How to upper-bound the probability of something bad
Shtetl-Optimized 2018-04-13
Scott Alexander has a new post decrying how rarely experts encode their knowledge in the form of detailed guidelines with conditional statements and loops—or what one could also call flowcharts or expert systems—rather than just blanket recommendations. He gives, as an illustration of what he’s looking for, an algorithm that a psychiatrist might use to figure out which antidepressants or other treatments will work for a specific patient—with the huge proviso that you shouldn’t try his algorithm at home, or (most importantly) sue him if it doesn’t work.
Compared to a psychiatrist, I have the huge advantage that if my professional advice fails, normally no one gets hurt or gets sued for malpractice or commits suicide or anything like that. OK, but what do I actually know that can be encoded in if-thens?
Well, one of the commonest tasks in the day-to-day life of any theoretical computer scientist, or mathematician of the Erdös flavor, is to upper bound the probability that something bad will happen: for example, that your randomized algorithm or protocol will fail, or that your randomly constructed graph or code or whatever it is won’t have the properties needed for your proof.
So without further ado, here are my secrets revealed, my ten-step plan to probability-bounding and computer-science-theorizing success.
Step 1. “1” is definitely an upper bound on the probability of your bad event happening. Check whether that upper bound is good enough. (Sometimes, as when this is an inner step in a larger summation over probabilities, the answer will actually be yes.)

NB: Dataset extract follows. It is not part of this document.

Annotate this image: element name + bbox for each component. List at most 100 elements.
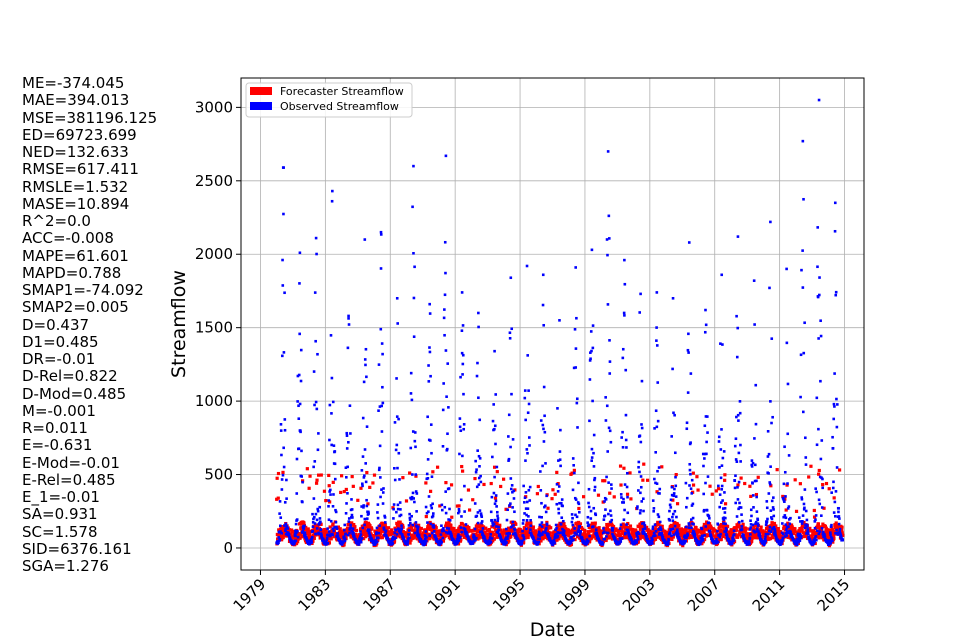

Step 2. Try using Markov’s inequality (a nonnegative random variable exceeds its mean by a factor of k at most a 1/k fraction of the time), combined with its close cousin in indispensable obviousness, the union bound (the probability that any of several bad events will happen, is at most the sum of the probabilities of each bad event individually). About half the time, you can stop right here.
Step 3. See if the bad event you’re worried about involves a sum of independent random variables exceeding some threshold. If it does, hit that sucker with a Chernoff or Hoeffding bound.
Step 4. If your random variables aren’t independent, see if they at least form a martingale: a fancy word for a sum of terms, each of which has a mean of 0 conditioned on all the earlier terms, even though it might depend on the earlier terms in subtler ways. If so, Azuma your problem into submission.
Step 5. If you don’t have a martingale, but you still feel like your random variables are only weakly correlated, try calculating the variance of whatever combination of variables you care about, and then using Chebyshev’s inequality: the probability that a random variable differs from its mean by at most k times the standard deviation (i.e., the square root of the variance) is at most 1/k2. If the variance doesn’t work, you can try calculating some higher moments too—just beware that, around the 6th or 8th moment, you and your notebook paper will likely both be exhausted.
Step 6. OK, umm … see if you can upper-bound the variation distance between your probability distribution and a different distribution for which it’s already known (or is easy to see) that it’s unlikely that anything bad happens. A good example of a tool you can use to upper-bound variation distance is Pinsker’s inequality.
Step 7. Now is the time when you ransacking Google and Wikipedia for things like the Lovász Local Lemma, and concentration bounds for low-degree polynomials, and Hölder’s inequality, and Talagrand’s inequality, and other isoperimetric-type inequalities, and hypercontractive inequalities, and other stuff that you’ve heard your friends rave about, and have even seen successfully used at least twice, but there’s no way you’d remember off the top of your head under what conditions any of this stuff applies, or whether any of it is good enough for your application. (Just between you and me: you may have already visited Wikipedia to refresh your memory about the earlier items in this list, like the Chernoff bound.) “Try a hypercontractive inequality” is surely the analogue of the psychiatrist’s “try electroconvulsive therapy,” for a patient on whom all milder treatments have failed.
Step 8. So, these bad events … how bad are they, anyway? Any chance you can live with them? (See also: Step 1.)
Step 9. You can’t live with them? Then back up in your proof search tree, and look for a whole different approach or algorithm, which would make the bad events less likely or even kill them off altogether.
Step 10. Consider the possibility that the statement you’re trying to prove is false—or if true, is far beyond any existing tools. (This might be the analogue of the psychiatrist’s: consider the possibility that evil conspirators really are out to get your patient.)